With any chemical processing, there are risks involved because of the dangerous substances being handled. The results of major accidents, fires and chemical spillages are often seen in the news from across the world.
The need to reduce these accidents resulted in the Control of Major Accident Hazards (COMAH) Regulations being introduced in 2015.
The regulations are a series of safety laws designed to prevent major incidents involving chemicals, fuels and explosives. The hope is that they can protect both people and the environment from future disasters.
COMAH regulations apply to plants that use large volumes of hazardous materials, such as the petrochemical industry, biofuel processing and distilled spirit manufacturers.
Designing safety into processes is one way to reduce or mitigate the risks of using hazardous materials.
What Are The Major Risks In Petrochemical Processing?
Fire
Caused by the ignition of flammable material, it can have a domino effect if there is insufficient space between parts of the plant.
High-pressure leaks can cause jet fires, and spilt chemicals can cause pool fires.
Explosion
Caused by leaked flammable gases or overpressurised containers rupturing.
Toxic Gas Release
Either through damaged equipment, blocked pipes or outlets, overpressurisation of a container, or cooling system failures.
Risks To Human Health
Long-term exposure to certain chemicals can cause chronic health conditions in workers if not provided with the proper PPE. In rare cases, accidental exposure to toxic fumes can be fatal.
Corrosion, Erosion And Equipment Fatigue
Over time, plant equipment is subject to wear and tear, through chemical interaction, weather or use. All of these increase the risk of accidents.
Environmental Risks
Accidents can cause irreparable damage to ecosystems and biodiversity through air, water and soil pollution.
To avoid future crises, petrochemical companies design inherent safety into plant layouts and processes.
What Is Inherent Safety?
As defined by the Health & Safety Executive (HSE), the main principle of inherent safety is to remove the hazard completely.
Inherent safety design is a proactive way of using engineering to make chemical sites safer for workers and the environment. It was originally introduced after the Flixborough explosion in 1974.
The explosion was caused by a ruptured pipe, which leaked a large amount of cyclohexane. The vapour cloud caught fire and burned for several days, with eighteen fatalities on the site.
After the investigation concluded, Trevor Kletz, an ICI employee, wrote a paper that changed the way we design for safety on chemical sites.
It was entitled, “What you don’t have, can’t leak…” in reference to on-site inventory, and it paved the way for inherent safety design across the globe.

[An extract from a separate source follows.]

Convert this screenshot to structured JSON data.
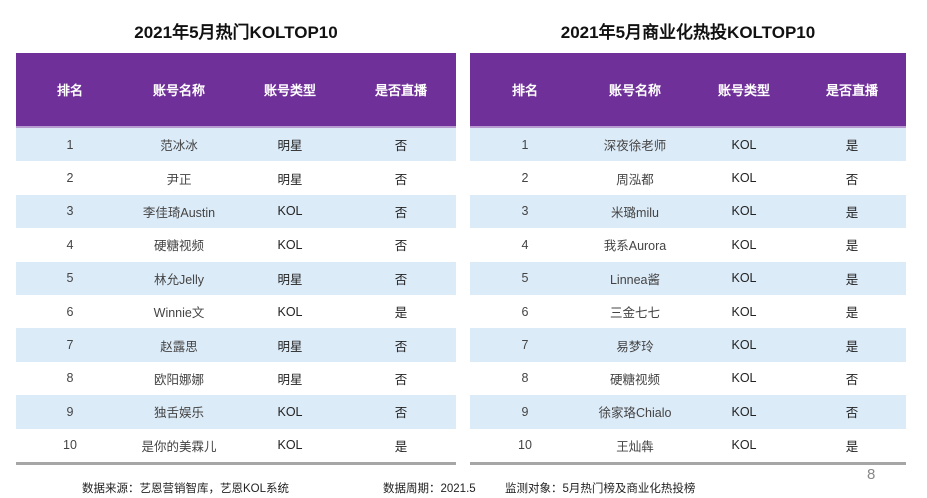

While there is no way to eliminate all hazards due to the nature of the industry, there are many methods of improving safety on-site.
How Can Inherent Safety Be Integrated Into Processes?
Changing The Hazardous Materials
The main method is to change the materials or the volume of the materials used in processes to less hazardous options.
However, it is not always possible to get the same quality end product by substituting a different chemical compound component.
Simplifying Systems
The benefit of this is that there will be fewer errors in production, therefore less chance of containment issues.
A simpler system may also be more efficient. For example, using a more efficient batch process could reduce the amount of hazardous materials needed, although this would depend on the output product.
Reducing Stored Materials
Implementing limits on the amount of hazardous inventory stored on site can immediately reduce the risk of accidents and loss of containment. This applies to the final product, its ingredients and any volatile catalysts required.
Plant Layout
The HSE has guidelines on how to design a safer plant. Although the design and build of a plan often involves a compromise between functionality and safety.
Some factors to consider include distances between plant equipment, interactions with existing infrastructure, access for emergency services and the proximity of homes to hazardous materials.
Fail-Safe Designs
Products or mechanisms that are engineered to respond to changes in systems and maintain safety by releasing pressure or initiating a shutdown.
What Are Examples Of Failsafe Design In The Petrochemical Industry?
Failsafes can mean the difference between business as usual and disaster, but many different types can be implemented as part of inherent safety design.
Valves
Valves are vital in the petrochemical industry, with so many dangerous and volatile substances in use.
They prevent leakage of gases and can reduce pressure in tanks and other containers. They are also used in pipelines and as inlet/outlet valves.
If power or pressure changes, that is when valves can kick in. An excellent example is a pressure relief valve for a gas tank.
Redundancies
Hardware redundancies and backups can be put in place for primary systems. For example, secondary power sources which take over when the main source fails.
Physical Failsafes
These are mechanical in nature, where a change in flow, pressure or surge in power kicks in. Examples include fuses, similar to domestic fuses, and dead man switches, which require the operator to be in constant contact or the system will shut down.
Safety Instrumented Systems
Often shortened to SIS, these systems detect unsafe conditions and automatically take the process or entire plant to a safe state. An example is an emergency shutdown system, which activates when a fire or gas leak is detected.